Dilema (Calon) Pembaca
Buku itu penggoda paling merangsang di antara ratusan benda sejenis yang
bersolek di hadapan mata. Tubuhnya molek berisi: ketebalan yang sering
meruntuhkan gairah calon pembaca menjamahi lembar demi lembar. Sampul berwarna
putih bergambar beberapa tangkai bunga berwarna kesumba. Pilihan huruf pada
judul memberi suasana keteguhan di atas kembang yang sendu. Buku itu: Moemie,
Gadis Berusia Seratus Tahun (Kepustakaan
Populer Gramedia, 2016).
Di sampul belakang, godaan buku makin menggebu. Dia merayu, “Sejarah
kolonialisme, kita tahu, bisa dibaca dari dua sudut, yaitu kaum penjajah dan
kaum terjajah. Tetapi ada sudut yang lebih abu-abu, yaitu kaum peranakan. ...

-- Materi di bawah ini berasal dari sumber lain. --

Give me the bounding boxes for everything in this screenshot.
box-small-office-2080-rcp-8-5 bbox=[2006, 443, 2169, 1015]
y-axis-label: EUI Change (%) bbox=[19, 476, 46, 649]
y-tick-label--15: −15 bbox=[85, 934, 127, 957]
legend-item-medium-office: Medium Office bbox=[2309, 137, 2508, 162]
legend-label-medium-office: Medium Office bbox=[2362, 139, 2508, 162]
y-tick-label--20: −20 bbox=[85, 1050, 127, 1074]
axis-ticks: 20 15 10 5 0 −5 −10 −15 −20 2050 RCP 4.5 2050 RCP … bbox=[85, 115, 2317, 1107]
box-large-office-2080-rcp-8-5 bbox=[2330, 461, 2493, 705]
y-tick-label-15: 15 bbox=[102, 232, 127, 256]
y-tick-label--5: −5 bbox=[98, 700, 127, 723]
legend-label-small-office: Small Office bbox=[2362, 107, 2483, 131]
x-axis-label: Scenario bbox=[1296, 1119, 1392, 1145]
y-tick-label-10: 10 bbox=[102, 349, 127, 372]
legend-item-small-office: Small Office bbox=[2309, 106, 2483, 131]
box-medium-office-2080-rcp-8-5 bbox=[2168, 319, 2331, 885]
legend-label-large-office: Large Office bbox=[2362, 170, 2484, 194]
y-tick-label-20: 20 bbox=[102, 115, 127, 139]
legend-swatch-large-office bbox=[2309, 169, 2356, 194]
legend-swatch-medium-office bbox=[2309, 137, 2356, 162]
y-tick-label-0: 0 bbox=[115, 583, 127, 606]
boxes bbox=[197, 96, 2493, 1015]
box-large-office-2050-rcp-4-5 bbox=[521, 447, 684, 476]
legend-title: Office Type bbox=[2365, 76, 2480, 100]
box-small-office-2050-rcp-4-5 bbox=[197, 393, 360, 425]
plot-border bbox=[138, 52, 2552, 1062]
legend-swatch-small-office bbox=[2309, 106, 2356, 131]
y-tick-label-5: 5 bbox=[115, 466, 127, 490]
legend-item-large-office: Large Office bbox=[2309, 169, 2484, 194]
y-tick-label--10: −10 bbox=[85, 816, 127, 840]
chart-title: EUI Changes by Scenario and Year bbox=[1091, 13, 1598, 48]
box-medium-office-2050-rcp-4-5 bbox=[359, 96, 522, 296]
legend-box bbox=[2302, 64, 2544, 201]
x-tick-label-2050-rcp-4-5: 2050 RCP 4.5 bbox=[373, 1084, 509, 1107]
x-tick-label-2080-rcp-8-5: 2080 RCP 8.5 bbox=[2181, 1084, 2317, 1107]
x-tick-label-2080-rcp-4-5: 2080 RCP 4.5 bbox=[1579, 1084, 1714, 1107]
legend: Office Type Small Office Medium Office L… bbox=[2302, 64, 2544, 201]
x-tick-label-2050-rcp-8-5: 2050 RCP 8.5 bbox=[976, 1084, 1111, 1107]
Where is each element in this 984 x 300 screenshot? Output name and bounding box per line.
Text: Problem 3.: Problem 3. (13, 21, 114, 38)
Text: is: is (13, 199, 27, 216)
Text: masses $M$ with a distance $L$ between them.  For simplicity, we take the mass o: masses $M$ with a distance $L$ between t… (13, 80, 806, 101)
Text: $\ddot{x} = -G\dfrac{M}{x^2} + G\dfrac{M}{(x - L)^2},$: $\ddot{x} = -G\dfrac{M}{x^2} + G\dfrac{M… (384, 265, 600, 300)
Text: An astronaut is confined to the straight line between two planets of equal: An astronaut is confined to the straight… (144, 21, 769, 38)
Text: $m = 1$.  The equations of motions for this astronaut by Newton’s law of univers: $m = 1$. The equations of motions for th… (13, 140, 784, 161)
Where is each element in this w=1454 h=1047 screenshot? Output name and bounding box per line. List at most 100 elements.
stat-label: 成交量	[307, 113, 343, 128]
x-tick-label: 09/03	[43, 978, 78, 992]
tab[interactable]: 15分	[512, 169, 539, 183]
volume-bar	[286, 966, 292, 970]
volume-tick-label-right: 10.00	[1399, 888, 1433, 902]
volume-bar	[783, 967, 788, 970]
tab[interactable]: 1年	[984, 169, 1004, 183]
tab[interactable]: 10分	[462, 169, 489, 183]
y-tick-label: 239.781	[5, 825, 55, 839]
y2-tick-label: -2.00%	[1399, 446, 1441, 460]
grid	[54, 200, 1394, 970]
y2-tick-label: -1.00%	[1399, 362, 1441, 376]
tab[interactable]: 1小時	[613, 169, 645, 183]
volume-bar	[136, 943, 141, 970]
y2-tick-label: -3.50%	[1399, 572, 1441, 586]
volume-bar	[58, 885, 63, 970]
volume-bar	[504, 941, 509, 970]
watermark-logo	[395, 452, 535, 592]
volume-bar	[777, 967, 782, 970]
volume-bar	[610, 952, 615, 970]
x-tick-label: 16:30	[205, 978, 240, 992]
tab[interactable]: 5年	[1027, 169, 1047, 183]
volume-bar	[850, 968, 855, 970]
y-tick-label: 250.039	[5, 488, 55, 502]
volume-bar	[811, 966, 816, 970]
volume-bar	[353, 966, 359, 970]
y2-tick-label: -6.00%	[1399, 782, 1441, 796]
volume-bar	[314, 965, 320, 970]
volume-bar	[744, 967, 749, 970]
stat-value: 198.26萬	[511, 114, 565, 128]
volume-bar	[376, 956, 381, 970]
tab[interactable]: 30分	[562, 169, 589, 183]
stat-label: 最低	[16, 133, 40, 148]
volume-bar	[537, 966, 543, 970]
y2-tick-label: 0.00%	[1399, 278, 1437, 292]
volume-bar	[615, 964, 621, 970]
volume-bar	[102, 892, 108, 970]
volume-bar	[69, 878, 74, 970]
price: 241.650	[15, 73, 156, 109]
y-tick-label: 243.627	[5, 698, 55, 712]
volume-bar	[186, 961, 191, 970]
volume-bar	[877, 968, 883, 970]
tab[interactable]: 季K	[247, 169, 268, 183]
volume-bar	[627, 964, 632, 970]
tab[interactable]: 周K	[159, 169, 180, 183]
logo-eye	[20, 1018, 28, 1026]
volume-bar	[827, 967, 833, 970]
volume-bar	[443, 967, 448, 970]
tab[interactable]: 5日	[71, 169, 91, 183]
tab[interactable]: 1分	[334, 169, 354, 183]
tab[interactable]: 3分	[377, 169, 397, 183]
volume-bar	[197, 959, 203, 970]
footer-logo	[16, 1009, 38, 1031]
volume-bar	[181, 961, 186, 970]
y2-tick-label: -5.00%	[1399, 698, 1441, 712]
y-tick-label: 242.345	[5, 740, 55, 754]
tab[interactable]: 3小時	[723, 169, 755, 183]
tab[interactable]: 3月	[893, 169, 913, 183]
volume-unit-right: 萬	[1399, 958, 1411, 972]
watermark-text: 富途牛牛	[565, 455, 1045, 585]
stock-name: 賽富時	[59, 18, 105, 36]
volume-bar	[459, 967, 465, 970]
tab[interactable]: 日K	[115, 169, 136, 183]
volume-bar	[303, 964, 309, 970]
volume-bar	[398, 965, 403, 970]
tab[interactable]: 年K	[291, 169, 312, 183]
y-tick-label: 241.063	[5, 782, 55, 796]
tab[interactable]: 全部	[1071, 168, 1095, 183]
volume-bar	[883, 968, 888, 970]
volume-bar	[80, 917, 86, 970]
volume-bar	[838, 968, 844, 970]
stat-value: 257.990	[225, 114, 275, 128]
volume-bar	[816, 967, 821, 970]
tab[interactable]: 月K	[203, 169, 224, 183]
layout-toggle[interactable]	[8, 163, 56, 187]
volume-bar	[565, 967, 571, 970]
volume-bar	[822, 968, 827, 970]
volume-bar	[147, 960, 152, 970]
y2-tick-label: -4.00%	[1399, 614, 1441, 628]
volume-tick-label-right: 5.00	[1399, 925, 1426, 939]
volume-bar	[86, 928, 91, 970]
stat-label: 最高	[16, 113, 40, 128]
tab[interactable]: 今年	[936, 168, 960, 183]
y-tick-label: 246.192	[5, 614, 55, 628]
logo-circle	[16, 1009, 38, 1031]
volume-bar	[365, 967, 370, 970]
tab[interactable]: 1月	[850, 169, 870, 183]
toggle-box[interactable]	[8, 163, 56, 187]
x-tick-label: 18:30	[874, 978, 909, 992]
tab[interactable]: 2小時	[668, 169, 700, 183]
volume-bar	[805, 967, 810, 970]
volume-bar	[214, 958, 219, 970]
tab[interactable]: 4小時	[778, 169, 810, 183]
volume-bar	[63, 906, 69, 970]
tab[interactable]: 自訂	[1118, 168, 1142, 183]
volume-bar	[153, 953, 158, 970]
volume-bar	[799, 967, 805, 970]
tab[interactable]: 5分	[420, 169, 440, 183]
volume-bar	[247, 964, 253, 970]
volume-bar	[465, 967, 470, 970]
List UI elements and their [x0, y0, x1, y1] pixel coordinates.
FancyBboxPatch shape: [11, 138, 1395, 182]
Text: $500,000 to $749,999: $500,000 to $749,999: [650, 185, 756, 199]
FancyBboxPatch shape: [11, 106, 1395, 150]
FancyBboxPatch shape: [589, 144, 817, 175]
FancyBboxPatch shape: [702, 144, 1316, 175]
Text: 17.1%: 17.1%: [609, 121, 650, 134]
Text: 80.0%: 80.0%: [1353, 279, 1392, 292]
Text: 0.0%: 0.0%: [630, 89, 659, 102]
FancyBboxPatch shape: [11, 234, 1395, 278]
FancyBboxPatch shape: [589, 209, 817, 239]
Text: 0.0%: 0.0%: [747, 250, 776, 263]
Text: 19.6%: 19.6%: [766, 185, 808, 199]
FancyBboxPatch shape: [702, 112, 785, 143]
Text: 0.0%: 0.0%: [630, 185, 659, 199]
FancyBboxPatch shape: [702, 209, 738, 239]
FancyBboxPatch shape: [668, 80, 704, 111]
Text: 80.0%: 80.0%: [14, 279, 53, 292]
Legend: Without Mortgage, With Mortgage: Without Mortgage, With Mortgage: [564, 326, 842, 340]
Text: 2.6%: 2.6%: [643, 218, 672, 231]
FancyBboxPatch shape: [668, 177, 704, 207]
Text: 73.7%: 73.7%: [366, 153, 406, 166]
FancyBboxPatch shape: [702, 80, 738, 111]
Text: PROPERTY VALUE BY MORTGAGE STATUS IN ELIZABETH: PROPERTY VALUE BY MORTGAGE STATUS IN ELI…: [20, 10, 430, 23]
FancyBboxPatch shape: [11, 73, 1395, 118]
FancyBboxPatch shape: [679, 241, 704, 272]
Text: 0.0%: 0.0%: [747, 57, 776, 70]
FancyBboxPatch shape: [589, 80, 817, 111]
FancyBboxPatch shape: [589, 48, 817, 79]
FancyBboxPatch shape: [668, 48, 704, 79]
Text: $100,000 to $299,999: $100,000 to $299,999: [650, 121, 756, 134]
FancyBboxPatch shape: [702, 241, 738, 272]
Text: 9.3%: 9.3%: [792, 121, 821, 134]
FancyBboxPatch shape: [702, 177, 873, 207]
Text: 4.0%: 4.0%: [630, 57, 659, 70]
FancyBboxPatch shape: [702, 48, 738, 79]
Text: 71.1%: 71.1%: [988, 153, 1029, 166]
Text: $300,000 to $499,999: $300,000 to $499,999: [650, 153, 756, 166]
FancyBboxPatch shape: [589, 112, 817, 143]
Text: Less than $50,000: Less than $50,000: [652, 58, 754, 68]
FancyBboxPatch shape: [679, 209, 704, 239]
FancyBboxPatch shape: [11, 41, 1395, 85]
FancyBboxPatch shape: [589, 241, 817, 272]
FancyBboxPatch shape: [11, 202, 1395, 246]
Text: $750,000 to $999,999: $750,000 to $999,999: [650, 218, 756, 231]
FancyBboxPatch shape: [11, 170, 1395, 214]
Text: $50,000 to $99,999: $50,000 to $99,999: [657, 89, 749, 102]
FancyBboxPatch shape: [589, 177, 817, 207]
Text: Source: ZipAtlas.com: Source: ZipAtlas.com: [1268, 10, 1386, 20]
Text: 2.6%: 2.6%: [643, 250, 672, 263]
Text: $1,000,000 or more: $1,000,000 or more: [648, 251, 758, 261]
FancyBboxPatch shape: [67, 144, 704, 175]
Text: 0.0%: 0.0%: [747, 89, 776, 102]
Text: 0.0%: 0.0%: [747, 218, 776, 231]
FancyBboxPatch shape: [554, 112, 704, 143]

Lewat novel ini, setidaknya, kita membaca sejarah kita sendiri dari sudut yang
lain.” Rayuan membawa ingatan menuju rak buku di kos, tempat garapan Hilde
Janssen, Tanah Air Baru, Indonesia (Gramedia, 2016) telah berdiam. Aku
tak bisa menahan nafsu. Penghabisan November itu, buku berpindah dari toko ke
rak buku.
Hari demi hari, rupanya aku tega membuat buku baru mulai berduka. Tubuh
molek dan visualitas yang pernah menerbitkan gairah itu seperti tidak lagi
memiliki daya. Pikirnya, barangkali, “Ternyatalah aku hanya dibeli untuk dipindahkan
dan dipajang dari satu jenis etalase ke jenis etalase buku yang lain.” Aku
seperti diserbu kalimat-kalimat kedukaan serupa dari ratusan buku di
sekelilingnya yang belum kubaca. Moemie
barangkali tersenyum saat tanganku akhirnya merobek plastik yang
mengungkung keindahannya pada suatu malam, lalu mulai tenggelam dalam pelukan
huruf dan kata-kata, lembar demi lembar. Dia tak tahu pembacaan itu berdalih
pertemuan dengan pencipta dirinya, Marion Bloem, di Balai Soedjatmoko, Solo.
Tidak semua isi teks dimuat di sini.